Monday, January 5, 2009

Brawwk Brawwwk!


The Admiral erupted with unusual ferocity.

“Great blathering blatherskites! “

As has been his wont throughout this narrative, Woodpecker-Smythe pointed out the obvious

“He thinks he’s a chicken, you know gallus domesticus

And, with that impeccable sense of timing so necessary to drop in on the most embarrassing aspect of this pitiful scene, Sir Bocking strode in with his henchman Zimbar in tow.

“Ah, I see I’ve missed the high class luncheon featuring ..” And here he paused to lean over and survey the remains on serving dishes.

“…. Almond Chicken ala Binky .. simply delightful”

The Admiral quickly regained his composure.

“Actually, I was aiming for a Coturnix coturnix japonica theme but I had to act quickly after Captain Stupid over here nearly spilled the proverbial beans about the sacking.”

“Who’s Captain Stupid?” Zimbar asked.

“You, that’s who” replied Bocking

“Now listen carefully, I understand that Lord Toranaga is not only a high-level mage but also fancies himself to be a top-flight chef and designer of haute couture, 8th level. If I am sure of anything, he’s no doubt got his wedding banquet already laid out and Lady M is probably the main course.”

Woody looked ashen.

“Will we have to face him in a fashion feud?”
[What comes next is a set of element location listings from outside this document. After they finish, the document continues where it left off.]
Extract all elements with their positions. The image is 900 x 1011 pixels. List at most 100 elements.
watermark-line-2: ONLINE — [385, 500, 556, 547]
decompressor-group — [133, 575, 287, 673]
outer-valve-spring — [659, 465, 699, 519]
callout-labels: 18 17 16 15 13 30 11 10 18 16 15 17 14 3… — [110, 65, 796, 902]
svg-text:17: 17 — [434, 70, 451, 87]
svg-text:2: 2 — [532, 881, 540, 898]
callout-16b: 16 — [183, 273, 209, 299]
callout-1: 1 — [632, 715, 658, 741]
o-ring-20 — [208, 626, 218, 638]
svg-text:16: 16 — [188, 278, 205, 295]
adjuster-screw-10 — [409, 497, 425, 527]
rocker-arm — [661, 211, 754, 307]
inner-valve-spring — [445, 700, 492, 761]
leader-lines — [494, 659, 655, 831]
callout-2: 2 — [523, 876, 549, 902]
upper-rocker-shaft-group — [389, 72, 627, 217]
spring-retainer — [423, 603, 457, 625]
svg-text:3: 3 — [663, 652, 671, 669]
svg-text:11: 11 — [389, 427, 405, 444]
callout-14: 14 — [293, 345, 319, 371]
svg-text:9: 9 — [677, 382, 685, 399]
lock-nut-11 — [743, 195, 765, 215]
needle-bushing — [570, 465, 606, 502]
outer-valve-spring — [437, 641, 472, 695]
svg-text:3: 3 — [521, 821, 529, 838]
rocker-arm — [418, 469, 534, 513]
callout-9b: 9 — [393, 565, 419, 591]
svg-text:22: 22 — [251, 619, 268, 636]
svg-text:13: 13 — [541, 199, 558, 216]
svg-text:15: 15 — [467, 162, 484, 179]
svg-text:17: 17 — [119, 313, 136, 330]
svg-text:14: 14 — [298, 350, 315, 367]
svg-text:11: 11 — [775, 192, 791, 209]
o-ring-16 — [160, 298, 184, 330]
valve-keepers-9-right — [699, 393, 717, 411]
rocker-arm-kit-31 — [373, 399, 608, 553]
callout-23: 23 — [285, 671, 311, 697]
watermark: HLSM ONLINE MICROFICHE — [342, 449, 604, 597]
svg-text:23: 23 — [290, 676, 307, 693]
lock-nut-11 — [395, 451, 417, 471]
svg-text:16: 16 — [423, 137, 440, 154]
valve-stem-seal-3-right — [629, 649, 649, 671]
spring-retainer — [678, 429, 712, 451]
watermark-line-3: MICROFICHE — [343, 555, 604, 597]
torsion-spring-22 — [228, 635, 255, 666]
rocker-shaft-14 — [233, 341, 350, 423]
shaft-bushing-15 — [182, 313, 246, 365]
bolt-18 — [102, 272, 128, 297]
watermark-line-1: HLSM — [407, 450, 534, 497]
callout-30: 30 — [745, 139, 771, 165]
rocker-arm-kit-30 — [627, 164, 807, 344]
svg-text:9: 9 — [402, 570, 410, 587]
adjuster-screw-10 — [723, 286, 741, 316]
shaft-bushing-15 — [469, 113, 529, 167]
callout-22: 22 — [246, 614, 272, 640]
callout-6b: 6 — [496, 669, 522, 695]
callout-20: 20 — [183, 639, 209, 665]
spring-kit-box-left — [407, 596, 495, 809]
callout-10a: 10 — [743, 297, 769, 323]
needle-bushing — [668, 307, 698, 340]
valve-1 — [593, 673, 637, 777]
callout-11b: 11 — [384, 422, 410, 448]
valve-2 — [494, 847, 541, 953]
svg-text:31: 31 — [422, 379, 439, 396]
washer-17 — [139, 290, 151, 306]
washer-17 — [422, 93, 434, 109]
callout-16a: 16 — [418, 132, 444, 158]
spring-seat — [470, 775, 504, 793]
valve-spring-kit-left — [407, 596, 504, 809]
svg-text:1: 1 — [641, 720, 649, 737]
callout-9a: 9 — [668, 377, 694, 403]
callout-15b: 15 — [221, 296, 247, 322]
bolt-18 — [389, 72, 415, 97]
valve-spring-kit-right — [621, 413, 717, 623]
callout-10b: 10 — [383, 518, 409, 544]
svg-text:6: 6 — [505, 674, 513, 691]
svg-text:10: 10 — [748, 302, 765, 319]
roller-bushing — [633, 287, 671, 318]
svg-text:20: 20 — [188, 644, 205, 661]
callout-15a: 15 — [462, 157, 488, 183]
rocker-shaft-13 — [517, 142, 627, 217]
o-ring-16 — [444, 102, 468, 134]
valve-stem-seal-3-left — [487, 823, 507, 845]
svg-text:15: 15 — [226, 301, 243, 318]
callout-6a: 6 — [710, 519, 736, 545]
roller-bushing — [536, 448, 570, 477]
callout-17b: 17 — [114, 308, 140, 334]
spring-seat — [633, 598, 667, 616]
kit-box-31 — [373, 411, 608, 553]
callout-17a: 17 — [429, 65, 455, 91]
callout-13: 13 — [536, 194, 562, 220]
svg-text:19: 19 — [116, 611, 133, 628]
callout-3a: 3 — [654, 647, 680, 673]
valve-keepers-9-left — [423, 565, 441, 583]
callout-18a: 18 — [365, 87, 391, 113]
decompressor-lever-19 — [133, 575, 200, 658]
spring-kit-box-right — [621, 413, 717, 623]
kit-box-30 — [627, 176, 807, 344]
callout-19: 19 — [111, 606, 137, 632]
Bocking turned on his heel, his hand on the hilt of his +5 shiv.

“Quite likely, quite likely I’m afraid. And it might even include a bake-off as a tiebreaker.”

Zimbar cut in and place both palms on the dining table. He looked exceptionally grave.

"Then we had better hope to Heimdall that chicken isn't the secret ingredient."

"Bawgawk Bawgawk!" seconded Turnips

4 comments:

  1. I hope Zimbar likes where its going too!

    Cock-a-dooooooodly-doooooooooooo!

    This is gonna be good.

    Admiral - I know the next installment will be right up your alley!